Anticiper pour mieux transformer
Au cœur de la démarche, la cartographie des emplois permet d’identifier métiers appelés à disparaître, métiers en transformation, métiers en tension et métiers sensibles. À partir de là, l’accord se déploie comme une véritable boîte à outils : formation renforcée pour certains profils, accompagnement externe pour d’autres, partenariats éducatifs pour attirer des compétences rares. Loin d’un simple exercice RH formel, la GEPP peut se révéler être un outil puissant prospective métier à horizon 3-5 ans, offrant ainsi aux dirigeants comme aux salariés une lecture des évolutions des métiers et des besoins futurs.
Le rôle clé des managers
« Nous avons découvert à quel point l’exercice de prospective pouvait libérer la parole des managers. Pour beaucoup, c’était la première fois qu’ils posaient noir sur blanc leurs besoins de compétences à trois ans », témoigne une DRH d’un groupe industriel.
La GEPP ne peut produire d’effets concrets que si elle est portée au plus près du terrain. Les managers jouent ici un rôle décisif : ils sont les premiers à percevoir les évolutions des métiers et à identifier les besoins de compétences. Des ateliers prospectifs leur permettent de formuler ces attentes et de co-construire la trajectoire des équipes.
« Le vrai challenge, c’est de ne pas en faire qu’un outil RH, mais un outil qui donne les moyens aux managers pour accompagner les salariés dans le développement de leurs compétences et offrir des perspectives de carrière à leurs équipes. », souligne Aurélie Ghemouri Krief, Associée de Plein Sens.
Cette implication managériale évite que la GEPP reste un dispositif abstrait ou trop technique.
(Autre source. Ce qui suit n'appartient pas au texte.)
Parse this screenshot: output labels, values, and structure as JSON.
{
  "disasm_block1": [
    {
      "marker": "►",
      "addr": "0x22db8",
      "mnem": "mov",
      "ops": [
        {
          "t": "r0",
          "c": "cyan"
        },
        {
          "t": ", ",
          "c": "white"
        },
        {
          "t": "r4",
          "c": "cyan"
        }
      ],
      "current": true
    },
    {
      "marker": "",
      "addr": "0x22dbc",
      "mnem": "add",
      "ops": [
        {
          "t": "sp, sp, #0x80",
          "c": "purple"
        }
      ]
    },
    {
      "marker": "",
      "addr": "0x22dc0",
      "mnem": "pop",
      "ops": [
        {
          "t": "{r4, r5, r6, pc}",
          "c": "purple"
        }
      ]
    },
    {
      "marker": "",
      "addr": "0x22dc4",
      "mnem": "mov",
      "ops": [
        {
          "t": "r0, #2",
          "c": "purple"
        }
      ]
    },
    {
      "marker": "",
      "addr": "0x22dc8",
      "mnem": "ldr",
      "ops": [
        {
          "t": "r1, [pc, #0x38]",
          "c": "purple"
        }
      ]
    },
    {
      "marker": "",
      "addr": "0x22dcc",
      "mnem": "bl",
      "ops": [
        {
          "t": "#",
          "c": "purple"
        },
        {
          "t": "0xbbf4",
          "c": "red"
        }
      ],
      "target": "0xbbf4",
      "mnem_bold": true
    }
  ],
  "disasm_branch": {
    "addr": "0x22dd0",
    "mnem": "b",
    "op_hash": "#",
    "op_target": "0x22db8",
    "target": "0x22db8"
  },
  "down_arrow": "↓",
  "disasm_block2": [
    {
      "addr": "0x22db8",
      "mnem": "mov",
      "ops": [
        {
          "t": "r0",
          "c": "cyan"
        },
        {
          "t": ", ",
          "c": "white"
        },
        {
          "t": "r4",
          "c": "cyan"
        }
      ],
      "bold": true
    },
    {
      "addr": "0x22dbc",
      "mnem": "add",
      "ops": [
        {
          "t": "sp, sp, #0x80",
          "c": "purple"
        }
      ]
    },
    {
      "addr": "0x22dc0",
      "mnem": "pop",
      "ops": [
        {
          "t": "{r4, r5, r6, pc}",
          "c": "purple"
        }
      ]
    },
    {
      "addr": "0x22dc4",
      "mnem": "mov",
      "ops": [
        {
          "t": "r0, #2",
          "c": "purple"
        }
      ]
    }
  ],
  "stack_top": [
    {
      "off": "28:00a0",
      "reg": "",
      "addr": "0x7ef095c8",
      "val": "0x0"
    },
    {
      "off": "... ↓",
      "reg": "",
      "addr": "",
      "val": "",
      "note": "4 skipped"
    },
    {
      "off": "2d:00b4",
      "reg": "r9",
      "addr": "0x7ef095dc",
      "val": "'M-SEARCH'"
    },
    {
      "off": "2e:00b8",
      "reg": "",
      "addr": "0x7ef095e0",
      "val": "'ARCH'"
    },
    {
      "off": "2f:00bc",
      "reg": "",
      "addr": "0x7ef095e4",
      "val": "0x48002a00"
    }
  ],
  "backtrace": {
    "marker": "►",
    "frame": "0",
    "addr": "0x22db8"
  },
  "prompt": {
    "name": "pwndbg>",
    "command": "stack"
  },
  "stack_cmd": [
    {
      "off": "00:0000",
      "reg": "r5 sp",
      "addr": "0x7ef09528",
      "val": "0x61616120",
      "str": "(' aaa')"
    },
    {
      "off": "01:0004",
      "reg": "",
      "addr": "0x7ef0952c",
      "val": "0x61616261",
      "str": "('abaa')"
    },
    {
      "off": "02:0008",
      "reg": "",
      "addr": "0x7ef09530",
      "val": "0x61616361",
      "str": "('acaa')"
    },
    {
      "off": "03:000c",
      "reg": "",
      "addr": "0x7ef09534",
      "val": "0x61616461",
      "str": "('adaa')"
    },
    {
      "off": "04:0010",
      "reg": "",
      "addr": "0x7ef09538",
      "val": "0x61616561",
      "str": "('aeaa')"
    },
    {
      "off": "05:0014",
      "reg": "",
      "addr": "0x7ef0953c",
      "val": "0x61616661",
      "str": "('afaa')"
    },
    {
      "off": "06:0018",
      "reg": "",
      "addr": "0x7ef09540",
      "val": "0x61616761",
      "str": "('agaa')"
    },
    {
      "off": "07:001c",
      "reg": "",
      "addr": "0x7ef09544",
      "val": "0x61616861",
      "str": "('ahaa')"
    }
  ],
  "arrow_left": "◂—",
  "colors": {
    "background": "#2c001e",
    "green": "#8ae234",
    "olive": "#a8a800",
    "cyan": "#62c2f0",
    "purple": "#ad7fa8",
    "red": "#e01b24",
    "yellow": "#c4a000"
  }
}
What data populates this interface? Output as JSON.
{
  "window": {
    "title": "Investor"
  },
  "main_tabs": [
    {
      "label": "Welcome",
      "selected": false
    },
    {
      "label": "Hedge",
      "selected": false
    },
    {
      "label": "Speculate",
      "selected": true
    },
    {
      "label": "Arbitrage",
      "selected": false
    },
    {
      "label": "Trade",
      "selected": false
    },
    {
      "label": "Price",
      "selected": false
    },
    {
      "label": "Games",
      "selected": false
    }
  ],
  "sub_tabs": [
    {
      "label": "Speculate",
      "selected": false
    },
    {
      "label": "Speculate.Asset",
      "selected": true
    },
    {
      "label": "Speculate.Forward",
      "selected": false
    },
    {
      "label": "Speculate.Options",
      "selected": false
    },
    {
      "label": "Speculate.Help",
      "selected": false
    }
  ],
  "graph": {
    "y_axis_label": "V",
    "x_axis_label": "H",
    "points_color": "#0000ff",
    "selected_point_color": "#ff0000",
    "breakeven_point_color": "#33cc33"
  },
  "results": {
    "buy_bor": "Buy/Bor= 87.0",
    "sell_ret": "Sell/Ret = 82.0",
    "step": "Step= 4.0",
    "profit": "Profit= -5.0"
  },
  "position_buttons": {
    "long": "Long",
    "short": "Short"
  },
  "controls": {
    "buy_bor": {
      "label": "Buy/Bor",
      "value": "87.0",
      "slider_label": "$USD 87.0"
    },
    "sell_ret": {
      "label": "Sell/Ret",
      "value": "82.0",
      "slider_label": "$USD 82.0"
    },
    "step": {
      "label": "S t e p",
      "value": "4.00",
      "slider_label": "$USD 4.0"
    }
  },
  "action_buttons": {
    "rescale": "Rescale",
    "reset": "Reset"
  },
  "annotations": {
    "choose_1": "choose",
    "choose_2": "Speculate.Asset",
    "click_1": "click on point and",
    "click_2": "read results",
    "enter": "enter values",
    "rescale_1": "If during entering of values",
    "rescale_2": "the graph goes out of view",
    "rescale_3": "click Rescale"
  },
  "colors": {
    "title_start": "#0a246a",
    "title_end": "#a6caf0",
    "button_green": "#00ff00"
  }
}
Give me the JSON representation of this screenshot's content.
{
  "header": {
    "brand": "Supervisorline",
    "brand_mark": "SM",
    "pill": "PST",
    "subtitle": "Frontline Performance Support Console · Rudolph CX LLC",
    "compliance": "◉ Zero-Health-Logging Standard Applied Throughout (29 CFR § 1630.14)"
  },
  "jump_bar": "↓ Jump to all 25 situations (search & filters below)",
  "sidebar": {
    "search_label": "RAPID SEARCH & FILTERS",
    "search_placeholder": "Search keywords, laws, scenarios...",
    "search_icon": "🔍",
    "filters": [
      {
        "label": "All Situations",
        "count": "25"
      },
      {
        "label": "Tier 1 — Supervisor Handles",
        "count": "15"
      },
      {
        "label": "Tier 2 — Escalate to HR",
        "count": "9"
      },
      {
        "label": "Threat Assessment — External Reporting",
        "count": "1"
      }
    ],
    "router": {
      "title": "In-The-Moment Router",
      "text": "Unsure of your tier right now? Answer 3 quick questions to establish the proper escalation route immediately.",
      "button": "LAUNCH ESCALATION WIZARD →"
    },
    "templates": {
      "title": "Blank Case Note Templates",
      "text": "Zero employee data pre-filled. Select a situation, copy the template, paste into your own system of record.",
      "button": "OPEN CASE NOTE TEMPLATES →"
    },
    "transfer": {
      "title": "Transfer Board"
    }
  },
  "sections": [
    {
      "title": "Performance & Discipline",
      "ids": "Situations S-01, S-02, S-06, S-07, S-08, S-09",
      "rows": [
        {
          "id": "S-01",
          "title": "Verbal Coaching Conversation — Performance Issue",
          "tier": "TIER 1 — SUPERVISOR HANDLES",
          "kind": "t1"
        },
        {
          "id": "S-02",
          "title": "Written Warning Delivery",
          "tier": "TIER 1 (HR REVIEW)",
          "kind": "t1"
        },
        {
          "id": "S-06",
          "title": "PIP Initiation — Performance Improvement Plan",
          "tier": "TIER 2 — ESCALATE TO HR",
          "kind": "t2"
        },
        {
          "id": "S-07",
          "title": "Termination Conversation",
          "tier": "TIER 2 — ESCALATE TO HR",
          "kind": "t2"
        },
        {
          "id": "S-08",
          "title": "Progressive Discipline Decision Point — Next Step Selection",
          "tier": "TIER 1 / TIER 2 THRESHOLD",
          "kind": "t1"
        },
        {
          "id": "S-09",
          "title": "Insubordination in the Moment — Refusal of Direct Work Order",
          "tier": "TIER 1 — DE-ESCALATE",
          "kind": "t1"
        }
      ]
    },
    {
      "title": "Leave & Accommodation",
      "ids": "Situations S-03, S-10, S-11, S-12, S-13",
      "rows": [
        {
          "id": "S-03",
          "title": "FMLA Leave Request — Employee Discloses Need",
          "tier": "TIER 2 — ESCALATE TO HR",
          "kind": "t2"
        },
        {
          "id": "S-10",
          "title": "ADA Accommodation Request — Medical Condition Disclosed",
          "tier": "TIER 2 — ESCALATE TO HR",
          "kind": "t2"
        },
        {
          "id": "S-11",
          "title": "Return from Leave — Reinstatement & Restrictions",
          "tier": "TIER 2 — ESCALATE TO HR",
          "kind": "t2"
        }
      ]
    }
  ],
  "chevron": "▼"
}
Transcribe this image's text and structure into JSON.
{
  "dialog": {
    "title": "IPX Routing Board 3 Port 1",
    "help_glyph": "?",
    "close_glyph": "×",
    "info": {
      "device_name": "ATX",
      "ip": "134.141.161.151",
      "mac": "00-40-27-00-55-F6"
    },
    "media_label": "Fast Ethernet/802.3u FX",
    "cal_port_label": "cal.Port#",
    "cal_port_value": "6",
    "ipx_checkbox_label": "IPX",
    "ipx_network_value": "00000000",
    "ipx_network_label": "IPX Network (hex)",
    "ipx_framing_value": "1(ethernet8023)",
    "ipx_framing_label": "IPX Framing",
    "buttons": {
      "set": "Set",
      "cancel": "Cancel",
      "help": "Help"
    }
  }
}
Comme le rappelle Olivier Mériaux, Directeur des études et des synthèses de Plein Sens : « Souvent, derrière l’idée que chaque salarié doit être acteur de son parcours, il y a une ambiguïté. Sans un accompagnement proactif de la part des managers et des RH de proximité, on crée des inégalités d’accès massives à la formation. »
Un outil de dialogue et de responsabilité sociale
La réussite d’une GEPP repose aussi sur son appropriation collective. Les observatoires de l’emploi, réunissant directions et partenaires sociaux, permettent d’impliquer l’ensemble des parties prenantes dans l’identification des grandes évolutions qui auront un impact sur l’emploi et les métiers et adapter au plus près des besoins les outils à mobiliser pour accompagner les salariés.
Transmission des savoirs en fin de carrière, valorisation des expertises de terrain ou développement de réseaux de formateurs renforcent la continuité des activités et redonnent du sens aux parcours professionnels. Comme le résume la DRH d’un groupe de services : « Une GEPP n’est pas qu’un outil RH, c’est une manière de dire à nos collaborateurs que nous ne subissons pas les transformations mais que nous les préparons avec eux. »
Car la GEPP ne saurait se réduire à un catalogue technique. Elle est l’expression d’une stratégie RH durable, un levier de performance autant que de responsabilité, et un signe tangible de la capacité des organisations à conjuguer anticipation, adaptation et attention portée à leurs salariés.